UT enrollment retention spikes as strategy leads to rise in academic indicators

January 25, 2011 | News, UToday
By Jon Strunk



University of Toledo student retention increased sharply as the institution continued its efforts to increase academic standards and require additional academic preparedness from incoming students.

“As we prepared for recruitment last fall, UT’s Board of Trustees and President Lloyd Jacobs directed us to place greater emphasis on the recruiting and retaining of students with a higher level of academic preparedness, and we’re right where we expected to be,” said Lawrence J. Burns, vice president for external affairs and interim vice president for equity and diversity, who oversees UT enrollment efforts.

As of Jan. 24’s 15-day census, UT enrolled 21,108 students, a 2.3 percent drop from this time last year. The University’s full-time equivalency (FTE) — the figure used to determine state subsidy — is 17,798. FTE is calculated by the total number of course credit hours taken by students divided by 15 and often conveys a more accurate representation of the way enrollment affects an institution’s finances.

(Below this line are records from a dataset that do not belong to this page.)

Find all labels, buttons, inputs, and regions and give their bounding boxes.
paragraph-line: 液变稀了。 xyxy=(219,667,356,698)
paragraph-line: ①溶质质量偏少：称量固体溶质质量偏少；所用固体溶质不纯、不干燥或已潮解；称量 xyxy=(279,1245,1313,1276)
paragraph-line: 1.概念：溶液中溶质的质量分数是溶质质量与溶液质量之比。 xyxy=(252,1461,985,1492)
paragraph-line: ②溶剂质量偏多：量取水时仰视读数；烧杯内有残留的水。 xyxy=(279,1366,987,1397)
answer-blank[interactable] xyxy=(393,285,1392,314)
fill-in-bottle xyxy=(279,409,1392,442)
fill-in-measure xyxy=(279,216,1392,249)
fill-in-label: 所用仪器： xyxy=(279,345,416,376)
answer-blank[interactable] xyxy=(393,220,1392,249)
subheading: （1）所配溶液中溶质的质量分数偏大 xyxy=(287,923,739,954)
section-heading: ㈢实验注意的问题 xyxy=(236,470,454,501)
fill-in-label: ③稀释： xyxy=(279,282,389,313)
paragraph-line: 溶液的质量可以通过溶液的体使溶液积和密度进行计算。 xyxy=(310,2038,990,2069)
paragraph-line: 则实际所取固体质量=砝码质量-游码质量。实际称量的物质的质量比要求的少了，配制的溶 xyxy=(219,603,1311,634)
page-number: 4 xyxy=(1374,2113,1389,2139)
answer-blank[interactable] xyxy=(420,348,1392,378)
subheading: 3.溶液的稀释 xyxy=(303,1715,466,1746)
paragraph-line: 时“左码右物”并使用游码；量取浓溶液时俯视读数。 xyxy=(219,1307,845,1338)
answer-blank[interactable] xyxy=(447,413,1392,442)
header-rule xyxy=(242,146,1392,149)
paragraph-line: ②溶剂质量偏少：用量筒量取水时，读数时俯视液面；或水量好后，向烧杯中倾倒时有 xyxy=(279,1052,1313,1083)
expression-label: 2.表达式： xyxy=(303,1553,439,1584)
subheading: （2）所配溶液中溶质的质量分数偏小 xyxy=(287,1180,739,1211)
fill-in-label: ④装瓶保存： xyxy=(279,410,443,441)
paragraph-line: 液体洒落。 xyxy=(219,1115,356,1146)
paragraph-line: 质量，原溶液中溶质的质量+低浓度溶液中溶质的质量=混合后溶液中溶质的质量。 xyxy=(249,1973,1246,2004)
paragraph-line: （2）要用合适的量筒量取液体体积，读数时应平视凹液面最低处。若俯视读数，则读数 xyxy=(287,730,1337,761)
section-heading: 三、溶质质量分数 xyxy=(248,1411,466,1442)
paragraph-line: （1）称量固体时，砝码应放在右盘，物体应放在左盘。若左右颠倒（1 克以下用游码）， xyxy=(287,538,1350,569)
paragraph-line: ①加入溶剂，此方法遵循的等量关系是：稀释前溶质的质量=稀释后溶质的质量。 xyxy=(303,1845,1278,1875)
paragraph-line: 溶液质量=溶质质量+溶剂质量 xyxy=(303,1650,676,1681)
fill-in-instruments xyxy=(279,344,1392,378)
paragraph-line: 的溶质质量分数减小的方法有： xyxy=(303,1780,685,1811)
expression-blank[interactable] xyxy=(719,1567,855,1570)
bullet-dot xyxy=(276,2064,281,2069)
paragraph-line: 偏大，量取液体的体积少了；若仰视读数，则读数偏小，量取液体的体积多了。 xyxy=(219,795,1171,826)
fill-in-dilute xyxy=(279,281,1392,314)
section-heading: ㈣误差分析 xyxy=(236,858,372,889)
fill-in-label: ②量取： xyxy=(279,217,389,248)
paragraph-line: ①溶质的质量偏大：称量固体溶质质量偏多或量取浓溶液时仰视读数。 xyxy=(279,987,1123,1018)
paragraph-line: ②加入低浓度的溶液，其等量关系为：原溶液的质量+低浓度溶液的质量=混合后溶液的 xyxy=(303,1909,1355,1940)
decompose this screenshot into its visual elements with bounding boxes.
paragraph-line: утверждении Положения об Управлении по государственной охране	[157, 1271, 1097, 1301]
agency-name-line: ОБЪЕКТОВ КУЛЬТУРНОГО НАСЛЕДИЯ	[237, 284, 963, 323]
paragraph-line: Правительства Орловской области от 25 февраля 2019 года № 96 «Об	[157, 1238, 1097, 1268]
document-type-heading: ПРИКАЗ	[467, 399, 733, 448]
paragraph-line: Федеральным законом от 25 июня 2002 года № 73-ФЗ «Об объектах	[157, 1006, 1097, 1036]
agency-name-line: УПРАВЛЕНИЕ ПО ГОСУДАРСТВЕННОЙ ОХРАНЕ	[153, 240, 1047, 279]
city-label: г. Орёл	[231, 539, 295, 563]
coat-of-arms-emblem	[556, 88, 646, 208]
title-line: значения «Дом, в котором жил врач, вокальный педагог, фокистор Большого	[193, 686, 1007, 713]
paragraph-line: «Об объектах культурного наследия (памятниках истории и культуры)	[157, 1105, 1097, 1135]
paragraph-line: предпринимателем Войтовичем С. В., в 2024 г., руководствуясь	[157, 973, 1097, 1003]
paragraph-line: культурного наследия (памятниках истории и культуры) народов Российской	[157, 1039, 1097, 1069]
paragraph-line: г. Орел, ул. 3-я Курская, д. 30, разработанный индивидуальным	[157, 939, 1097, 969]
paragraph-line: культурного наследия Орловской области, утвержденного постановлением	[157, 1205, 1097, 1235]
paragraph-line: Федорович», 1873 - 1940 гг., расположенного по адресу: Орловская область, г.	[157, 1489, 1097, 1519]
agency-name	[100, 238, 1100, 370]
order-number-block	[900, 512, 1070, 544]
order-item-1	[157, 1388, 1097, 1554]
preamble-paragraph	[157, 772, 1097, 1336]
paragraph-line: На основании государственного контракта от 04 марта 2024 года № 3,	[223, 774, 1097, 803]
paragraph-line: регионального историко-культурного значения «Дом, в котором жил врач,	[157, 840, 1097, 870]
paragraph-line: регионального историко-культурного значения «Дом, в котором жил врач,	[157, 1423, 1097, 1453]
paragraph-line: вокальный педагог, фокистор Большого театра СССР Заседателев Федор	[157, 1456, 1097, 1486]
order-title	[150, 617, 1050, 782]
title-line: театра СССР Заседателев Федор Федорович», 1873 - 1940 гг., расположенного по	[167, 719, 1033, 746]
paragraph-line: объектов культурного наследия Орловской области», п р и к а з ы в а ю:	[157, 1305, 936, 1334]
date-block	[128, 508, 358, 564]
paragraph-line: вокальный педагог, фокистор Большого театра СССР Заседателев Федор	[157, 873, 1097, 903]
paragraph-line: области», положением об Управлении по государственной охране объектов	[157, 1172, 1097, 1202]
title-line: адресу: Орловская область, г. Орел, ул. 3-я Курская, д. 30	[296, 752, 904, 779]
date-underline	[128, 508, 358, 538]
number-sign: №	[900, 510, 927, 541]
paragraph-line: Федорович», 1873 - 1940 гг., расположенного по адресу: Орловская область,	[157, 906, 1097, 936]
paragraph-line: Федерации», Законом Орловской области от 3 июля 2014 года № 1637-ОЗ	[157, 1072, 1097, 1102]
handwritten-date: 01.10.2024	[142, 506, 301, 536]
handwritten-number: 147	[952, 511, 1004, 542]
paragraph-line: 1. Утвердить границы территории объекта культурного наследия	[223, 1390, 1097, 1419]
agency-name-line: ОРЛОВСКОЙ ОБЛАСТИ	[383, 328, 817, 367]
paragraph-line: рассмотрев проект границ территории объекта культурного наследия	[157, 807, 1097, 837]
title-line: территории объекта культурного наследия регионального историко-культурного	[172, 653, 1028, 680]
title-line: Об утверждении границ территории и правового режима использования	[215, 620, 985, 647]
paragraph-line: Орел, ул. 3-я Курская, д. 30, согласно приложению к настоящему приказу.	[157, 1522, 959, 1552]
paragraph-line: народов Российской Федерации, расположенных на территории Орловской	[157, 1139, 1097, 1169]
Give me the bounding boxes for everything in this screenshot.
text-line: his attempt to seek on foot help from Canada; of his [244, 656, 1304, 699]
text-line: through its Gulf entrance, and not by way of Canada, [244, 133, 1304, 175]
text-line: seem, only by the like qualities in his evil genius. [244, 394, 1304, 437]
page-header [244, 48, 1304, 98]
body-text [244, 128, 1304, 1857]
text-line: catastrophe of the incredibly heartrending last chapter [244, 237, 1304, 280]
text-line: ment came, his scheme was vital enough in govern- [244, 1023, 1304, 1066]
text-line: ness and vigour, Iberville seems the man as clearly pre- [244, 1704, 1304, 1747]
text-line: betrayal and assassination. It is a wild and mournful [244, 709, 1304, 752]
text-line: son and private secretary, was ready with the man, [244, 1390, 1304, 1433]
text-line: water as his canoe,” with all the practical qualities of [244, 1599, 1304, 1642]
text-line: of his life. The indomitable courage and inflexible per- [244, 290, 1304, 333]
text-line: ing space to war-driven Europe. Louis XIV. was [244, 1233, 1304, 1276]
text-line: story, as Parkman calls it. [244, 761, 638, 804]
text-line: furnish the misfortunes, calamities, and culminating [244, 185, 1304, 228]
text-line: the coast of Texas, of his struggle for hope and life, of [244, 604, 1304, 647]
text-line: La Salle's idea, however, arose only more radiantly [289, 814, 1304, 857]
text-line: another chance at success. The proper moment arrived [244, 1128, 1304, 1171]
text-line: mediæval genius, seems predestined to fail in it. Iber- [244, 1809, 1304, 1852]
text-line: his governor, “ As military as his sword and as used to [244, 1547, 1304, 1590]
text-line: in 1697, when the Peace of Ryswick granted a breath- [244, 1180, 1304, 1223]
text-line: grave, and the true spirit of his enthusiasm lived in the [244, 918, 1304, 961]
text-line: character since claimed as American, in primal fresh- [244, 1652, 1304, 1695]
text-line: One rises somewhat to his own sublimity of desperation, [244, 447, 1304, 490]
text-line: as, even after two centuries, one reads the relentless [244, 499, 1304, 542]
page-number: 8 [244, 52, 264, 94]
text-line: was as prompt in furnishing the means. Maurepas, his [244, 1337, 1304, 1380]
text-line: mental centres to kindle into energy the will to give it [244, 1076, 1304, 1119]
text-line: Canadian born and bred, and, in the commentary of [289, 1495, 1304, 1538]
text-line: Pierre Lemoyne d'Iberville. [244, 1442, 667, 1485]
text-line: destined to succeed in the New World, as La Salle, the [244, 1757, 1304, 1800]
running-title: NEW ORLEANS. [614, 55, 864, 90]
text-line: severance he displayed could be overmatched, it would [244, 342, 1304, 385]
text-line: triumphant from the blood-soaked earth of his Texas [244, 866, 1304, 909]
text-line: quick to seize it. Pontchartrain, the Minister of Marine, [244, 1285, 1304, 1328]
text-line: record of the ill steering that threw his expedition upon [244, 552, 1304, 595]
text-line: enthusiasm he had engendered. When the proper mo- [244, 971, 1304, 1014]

Burns said a strategy including higher admission standards in several academic colleges, deferral of several hundred underprepared students in the fall semester, and focused scholarship programs like the Blue & Gold Scholar Award already had shown increased academic achievement among UT students.

Kevin Kucera, associate vice president for enrollment services, pointed to a 7 percentage point increase in retention rates for direct from high school students from last fall to the current semester as compared to last year. The return rate jumped 14 points for Blue & Gold Scholars from fall to the current semester up to 92 percent from last year.

“We’re keeping a far greater percentage of the students we recruited this fall and that is exactly because we’re recruiting students who are more academically prepared,” Kucera said, noting that the college grade point averages of Blue & Gold Scholars jumped nearly 0.6 points from Fall 2009 to Fall 2010.

Spring 2011 also will mark the final census report for several colleges that were created or merged following the reorganization of the academic enterprise late last year.

“The elevation of the new Honors College along with more prominent colleges in the arts, humanities, social sciences and natural sciences will all serve to attract high-quality students,” Jacobs said, “as will the new Judith Herb College of Education, Health Science and Human Service.”

Jacobs also pointed out that the newly formed colleges of Innovative Learning and Adult and Lifelong Learning will be leaders in helping colleges, schools and departments retain the students that select to pursue their degrees at UT.